Well, it’s now come to the point, that I’m wasting far to much time and effort in trying to fix the un-fixable, so therefore I have completely removed openfire from my server and looking elswhere for another IM package that’s specifically designed for SELinux.

I would like to thank everyone for trying to help, but no-one seems to have solutions to the same problems that don’t arise on their systems to be able to give the right help.

It’s the spark webchat for fastpath that needs severly being worked on, so if any one is interested, and want to use a live help system, other than fastpath, I would suggest using Crafty Syntax Live help, I’ve just installed and set it up with no problem at all, (which I can’t say for the fastpath feature of openfire).

selinux isn’t something used on every version of linux. so to say that openfire devs have to also be experts on selinux is wrong. you not being able to get it to work sounds like your misunderstanding of how to configure selinux. crafty syntax probably worked so much easier because you allowed apache in selinux when you installed.

I use debian and would rather openfire devs work on openfire features and not be experts on selinux.

I have just about every Linux distro that’s out there, (Debian, SuSe, Knoppix, Clark Connect, Redhat, Fedora, just to name a few), and I have tried every one of them on a test box, and only found Engarde as the easiest to operate and setup.

The best thing about Engarde is, using a small SELinux utility called ‘audit2allow’, one just installs an rpm using ‘rpm -ivh [prog-name-[version].rpm’ then run ‘watch audit2allow -d’ then run the prog, any security issues are then displayed as ‘allow’ lines, which then can be inserted into a custom policy, then the policy is re-compiled. All this I know how to do, but when it comes to fastpath’s webchat, there are no security issues even with SELinux completely disabled and no policies loaded, it just doesn’t know where to find the openfire server name, (see below for an explanation of an example server configuration).
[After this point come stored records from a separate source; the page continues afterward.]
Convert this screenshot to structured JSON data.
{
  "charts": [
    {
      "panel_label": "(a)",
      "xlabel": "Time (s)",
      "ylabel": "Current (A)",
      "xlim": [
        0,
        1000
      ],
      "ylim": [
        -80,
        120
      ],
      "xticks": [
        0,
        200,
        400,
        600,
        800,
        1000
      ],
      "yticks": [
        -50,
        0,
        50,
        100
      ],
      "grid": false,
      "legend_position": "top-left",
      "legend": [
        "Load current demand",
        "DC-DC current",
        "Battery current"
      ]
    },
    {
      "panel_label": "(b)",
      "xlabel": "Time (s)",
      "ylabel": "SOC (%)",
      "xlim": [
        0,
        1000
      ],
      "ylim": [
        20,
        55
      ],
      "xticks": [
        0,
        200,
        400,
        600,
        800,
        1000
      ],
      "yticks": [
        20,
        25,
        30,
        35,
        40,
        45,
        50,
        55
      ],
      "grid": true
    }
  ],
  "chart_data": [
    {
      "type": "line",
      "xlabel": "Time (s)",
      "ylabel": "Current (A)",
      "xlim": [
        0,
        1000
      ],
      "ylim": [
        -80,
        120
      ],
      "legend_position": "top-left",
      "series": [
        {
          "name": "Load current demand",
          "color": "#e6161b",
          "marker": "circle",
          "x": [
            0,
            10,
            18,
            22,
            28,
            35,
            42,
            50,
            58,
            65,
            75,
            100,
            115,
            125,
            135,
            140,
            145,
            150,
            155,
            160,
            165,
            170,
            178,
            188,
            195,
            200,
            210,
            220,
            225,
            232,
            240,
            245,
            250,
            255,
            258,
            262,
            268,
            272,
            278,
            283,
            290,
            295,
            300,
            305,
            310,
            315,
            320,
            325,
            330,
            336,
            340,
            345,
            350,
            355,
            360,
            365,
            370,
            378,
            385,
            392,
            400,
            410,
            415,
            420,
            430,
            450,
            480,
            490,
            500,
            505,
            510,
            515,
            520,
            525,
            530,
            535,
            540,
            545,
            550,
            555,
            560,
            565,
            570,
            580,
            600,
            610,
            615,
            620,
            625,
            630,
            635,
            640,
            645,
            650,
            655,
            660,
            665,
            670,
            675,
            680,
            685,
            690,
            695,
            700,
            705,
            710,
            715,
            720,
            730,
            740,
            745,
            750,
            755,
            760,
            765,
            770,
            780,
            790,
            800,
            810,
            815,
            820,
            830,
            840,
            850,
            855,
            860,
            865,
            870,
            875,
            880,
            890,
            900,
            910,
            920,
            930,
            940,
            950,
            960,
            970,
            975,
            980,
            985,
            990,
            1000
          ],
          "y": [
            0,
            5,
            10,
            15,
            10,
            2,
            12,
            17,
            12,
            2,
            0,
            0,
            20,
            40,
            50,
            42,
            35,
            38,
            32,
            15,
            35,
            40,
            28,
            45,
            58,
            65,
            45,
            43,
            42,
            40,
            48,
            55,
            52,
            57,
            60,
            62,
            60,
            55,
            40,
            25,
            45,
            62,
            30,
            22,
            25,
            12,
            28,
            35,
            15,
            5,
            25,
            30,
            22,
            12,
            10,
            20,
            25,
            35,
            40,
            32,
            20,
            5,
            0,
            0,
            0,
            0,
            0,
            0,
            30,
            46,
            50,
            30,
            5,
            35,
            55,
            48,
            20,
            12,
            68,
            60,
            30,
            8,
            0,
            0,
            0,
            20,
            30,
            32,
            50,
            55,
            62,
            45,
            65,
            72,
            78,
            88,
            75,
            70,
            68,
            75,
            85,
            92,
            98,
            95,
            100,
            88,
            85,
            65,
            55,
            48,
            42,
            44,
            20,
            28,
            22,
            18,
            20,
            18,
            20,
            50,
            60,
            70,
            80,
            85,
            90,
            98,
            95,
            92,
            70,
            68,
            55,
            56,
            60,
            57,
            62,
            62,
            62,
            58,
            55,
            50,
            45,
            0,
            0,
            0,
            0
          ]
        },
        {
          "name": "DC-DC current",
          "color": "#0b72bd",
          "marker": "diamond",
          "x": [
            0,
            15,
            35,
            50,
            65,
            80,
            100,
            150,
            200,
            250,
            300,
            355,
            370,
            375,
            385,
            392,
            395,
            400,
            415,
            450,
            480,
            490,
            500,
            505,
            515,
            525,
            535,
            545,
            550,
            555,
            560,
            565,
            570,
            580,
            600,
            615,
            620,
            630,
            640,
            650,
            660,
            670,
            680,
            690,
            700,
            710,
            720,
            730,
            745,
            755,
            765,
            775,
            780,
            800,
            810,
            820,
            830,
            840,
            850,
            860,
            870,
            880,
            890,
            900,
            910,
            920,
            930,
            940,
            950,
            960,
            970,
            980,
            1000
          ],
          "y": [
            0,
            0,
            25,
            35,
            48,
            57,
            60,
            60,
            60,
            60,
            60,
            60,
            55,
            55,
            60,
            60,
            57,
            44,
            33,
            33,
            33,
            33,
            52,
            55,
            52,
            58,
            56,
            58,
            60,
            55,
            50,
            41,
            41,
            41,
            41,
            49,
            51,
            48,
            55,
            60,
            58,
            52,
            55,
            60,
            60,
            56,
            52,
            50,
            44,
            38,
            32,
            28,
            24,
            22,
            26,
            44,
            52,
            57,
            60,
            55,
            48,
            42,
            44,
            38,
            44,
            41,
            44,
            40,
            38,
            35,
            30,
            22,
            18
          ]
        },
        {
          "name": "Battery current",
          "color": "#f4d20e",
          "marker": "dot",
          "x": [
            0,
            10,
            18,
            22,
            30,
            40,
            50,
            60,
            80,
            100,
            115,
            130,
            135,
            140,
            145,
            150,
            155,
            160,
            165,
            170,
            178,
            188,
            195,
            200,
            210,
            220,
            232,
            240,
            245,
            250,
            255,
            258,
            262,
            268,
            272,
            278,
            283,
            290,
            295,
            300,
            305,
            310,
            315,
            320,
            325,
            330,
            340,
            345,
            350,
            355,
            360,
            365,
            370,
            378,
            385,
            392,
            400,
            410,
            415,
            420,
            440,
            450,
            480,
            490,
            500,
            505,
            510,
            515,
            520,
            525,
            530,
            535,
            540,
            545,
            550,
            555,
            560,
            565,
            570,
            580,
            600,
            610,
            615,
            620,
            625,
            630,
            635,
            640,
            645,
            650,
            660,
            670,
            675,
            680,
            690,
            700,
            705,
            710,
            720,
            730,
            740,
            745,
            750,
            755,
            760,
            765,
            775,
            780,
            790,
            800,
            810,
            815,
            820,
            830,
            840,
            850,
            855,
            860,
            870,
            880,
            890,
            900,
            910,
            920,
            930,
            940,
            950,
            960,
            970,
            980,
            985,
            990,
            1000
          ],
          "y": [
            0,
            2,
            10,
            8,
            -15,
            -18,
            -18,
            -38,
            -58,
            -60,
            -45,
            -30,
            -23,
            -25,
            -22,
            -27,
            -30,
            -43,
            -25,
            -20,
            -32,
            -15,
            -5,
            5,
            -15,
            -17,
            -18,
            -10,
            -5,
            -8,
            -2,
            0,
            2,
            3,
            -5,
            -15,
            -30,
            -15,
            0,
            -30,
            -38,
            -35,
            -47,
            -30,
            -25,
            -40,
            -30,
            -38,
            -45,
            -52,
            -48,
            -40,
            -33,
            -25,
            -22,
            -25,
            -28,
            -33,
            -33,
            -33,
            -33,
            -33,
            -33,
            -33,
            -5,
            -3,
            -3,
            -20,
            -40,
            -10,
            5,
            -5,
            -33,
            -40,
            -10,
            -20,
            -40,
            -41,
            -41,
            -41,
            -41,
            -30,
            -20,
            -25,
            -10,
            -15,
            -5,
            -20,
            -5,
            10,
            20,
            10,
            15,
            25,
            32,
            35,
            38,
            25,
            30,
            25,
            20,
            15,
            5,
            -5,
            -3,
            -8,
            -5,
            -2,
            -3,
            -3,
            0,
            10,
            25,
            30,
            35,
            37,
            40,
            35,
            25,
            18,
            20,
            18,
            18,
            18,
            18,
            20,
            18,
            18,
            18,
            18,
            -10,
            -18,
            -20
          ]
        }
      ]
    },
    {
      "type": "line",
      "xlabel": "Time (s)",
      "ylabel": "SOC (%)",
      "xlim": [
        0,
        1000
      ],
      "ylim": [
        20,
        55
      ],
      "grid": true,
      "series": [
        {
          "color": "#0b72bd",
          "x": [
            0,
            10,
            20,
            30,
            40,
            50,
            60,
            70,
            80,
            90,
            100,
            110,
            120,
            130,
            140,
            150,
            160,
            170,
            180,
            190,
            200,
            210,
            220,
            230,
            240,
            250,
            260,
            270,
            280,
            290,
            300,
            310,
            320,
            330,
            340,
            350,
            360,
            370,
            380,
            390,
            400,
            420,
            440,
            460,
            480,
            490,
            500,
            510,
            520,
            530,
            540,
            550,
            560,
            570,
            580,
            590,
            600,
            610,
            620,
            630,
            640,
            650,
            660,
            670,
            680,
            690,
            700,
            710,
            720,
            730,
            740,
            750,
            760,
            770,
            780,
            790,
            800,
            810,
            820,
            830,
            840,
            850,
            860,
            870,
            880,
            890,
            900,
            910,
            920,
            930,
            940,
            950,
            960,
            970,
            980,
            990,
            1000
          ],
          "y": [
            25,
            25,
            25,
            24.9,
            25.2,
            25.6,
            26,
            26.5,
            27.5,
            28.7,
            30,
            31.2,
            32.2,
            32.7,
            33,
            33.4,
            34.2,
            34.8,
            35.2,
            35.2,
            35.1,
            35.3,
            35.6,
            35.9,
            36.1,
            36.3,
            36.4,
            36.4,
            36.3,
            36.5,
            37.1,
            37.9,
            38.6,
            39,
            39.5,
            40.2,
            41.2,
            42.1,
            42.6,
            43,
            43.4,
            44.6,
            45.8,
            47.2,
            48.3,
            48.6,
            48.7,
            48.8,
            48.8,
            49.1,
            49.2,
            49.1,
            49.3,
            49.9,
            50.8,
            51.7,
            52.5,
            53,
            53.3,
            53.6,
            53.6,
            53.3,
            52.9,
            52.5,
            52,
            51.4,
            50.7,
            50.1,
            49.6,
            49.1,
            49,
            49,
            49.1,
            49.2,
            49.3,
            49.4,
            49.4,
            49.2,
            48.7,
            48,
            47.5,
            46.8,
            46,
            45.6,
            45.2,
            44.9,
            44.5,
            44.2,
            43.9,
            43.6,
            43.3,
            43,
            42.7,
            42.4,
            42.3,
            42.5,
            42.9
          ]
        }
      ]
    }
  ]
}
I spent all day yesterday trying openfire on all the distros I have and the fastpath spark webchat still gives the same error, which indicates to me, that certain software for Linux is very version specific,

Here’s an example server configuration used for openfire.

server host name = test.com

openfire installs using that host name

Enterprise plugin installs, then spark webchat

Enterprise license is applied

Spark webchat setup is initiated

Openfire server name ‘test.com’ is inserted into the setup

Port 5222 is used

The ‘Save setup’ is clicked and nothing happens just an error stating ‘Can not connect to server, please make sure the host name and port is correct’, which indicates, openfire does know where to find the system host name, but spark webchat doesn’t know where to find openfire’s server name. People I’ve chatted to in either ignite and jive, can’t reproduce the same error, and therefore unable to find out how to fix it.

Use ‘localhost’ throughout the openfire and fastpath spark webchat setup, and everything is fine, except the group chat doesn’t work.

This is how it works:-

Fix groupchat and fastpath webchat don’t work, fix fastpath and the groupchat don’t work, there doesn’t seem to be any interactivity between the modules, if it’s a DNS issue, then the only possible explanation I can think of is, Engarde uses named to for bind configuration, and if spark webchat for fastpath is trying to obtain a record from a bind configuration, then it’s not going to work, which brings us back to being version specific.

aside from my live server I have a test server for openfire, I setup everything on debian with windows clients and its working just fine. all of my dns names are registered with dns and nslookup from the windows machine and linux machine all give the same results. I did deploy tomcat, which I didn’t see you mention, so that may be one difference. I used the tar.gz install also. Sorry it didn’t work for you.

I did the same nslookup on windows and linux, the DNS records check out fine.

My live server (running apache) not just runs the internal DNS, but also runs ftp, web, mysql and email, (mysql access is internal only), the live server has full support for java, php and perl. Outside access has to go through a hardware firewall and a router, but internal access is only limited to the access control of Engarde, which means only one pc on the network has full control over the server, which means I can test every aspect of openfire.

I’ve just opened up one of the files inside the webchat jar file, traced it to one of the classes that gets a DNS record, but which one, I don’t know.